Old rock stars have to deal with hearing damage (or worse). Miners may encounter respiratory issues due to their years of breathing in coal dust (or worse). Many careers come with occupational hazards, of course. Where is the longitudinal study to determine the mental health implications of lawyers’ work? Maybe this is not something one should be light-hearted about?
Still there are times when legal analysis seems crazy-making, as when two litigants take the position that the contract they have entered into is “unambiguous” but they take opposite positions as to its “unambiguous” meaning. (This, as all experienced litigators know, is hardly an infrequent paradox). And it is perhaps crazy-making when the critical question in a dispute is whether a lease includes an “option to renew” or an “option to extend” but “the words ‘extend’ and ‘renew’ do not control…”

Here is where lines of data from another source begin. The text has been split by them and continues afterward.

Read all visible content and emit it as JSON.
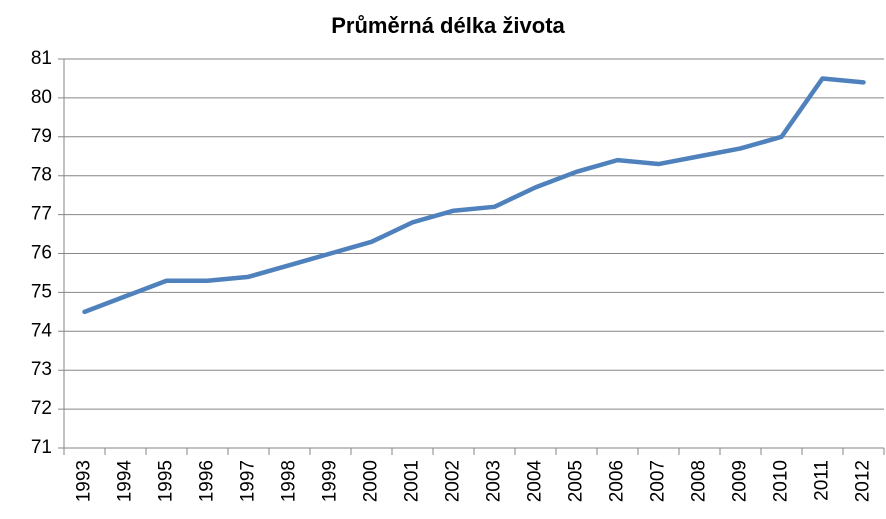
{
  "chart_data": {
    "type": "line",
    "title": "Průměrná délka života",
    "categories": [
      "1993",
      "1994",
      "1995",
      "1996",
      "1997",
      "1998",
      "1999",
      "2000",
      "2001",
      "2002",
      "2003",
      "2004",
      "2005",
      "2006",
      "2007",
      "2008",
      "2009",
      "2010",
      "2011",
      "2012"
    ],
    "series": [
      {
        "color": "#4f81bd",
        "values": [
          74.5,
          74.9,
          75.3,
          75.3,
          75.4,
          75.7,
          76.0,
          76.3,
          76.8,
          77.1,
          77.2,
          77.7,
          78.1,
          78.4,
          78.3,
          78.5,
          78.7,
          79.0,
          80.5,
          80.4
        ]
      }
    ],
    "ylim": [
      71,
      81
    ],
    "yticks": [
      71,
      72,
      73,
      74,
      75,
      76,
      77,
      78,
      79,
      80,
      81
    ],
    "grid": true
  }
}
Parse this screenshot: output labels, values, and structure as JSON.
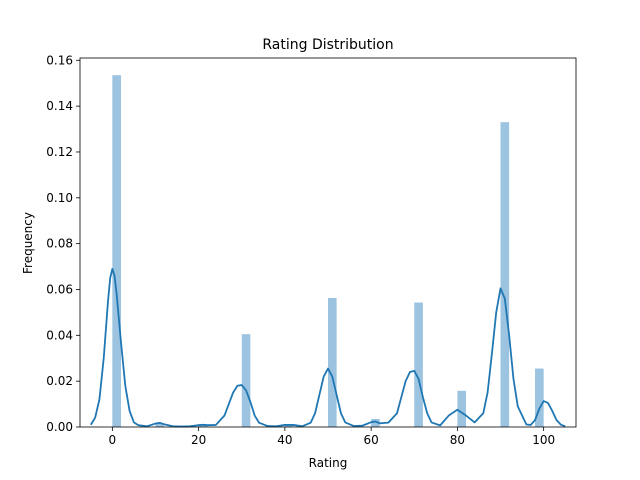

U.S. District Court Judge Ann D. Montgomery (D. Minn.) ruled in favor of Plaintiff Camelot LLC and against AMC Showplace Theatres on cross-motions for summary judgment arising in a dispute over lease terms for the theater on Minneapolis’ “Block E.” Judge Montgomery found that the contractual clause under the heading “Option to Extend” was not really an “option to extend.” Rather it was an “option to renew.”
The distinction? An option to renew requires renegotiation. It requires the negotiation of a new lease. An option to extend, on the other hand, binds. It is not subject to renegotiation.
Judge Montgomery found that open or vague terms in the contract at issue applied were sufficiently unclear and material such that the section in the contract called an “option to extend” was, in fact, “an option to renew.”
The analysis actually makes sense even if it seems not to at first blush. Perhaps sustained and thoughtful legal analysis actually confers positive health benefits after all?
Defendant filed its notice of appeal this week.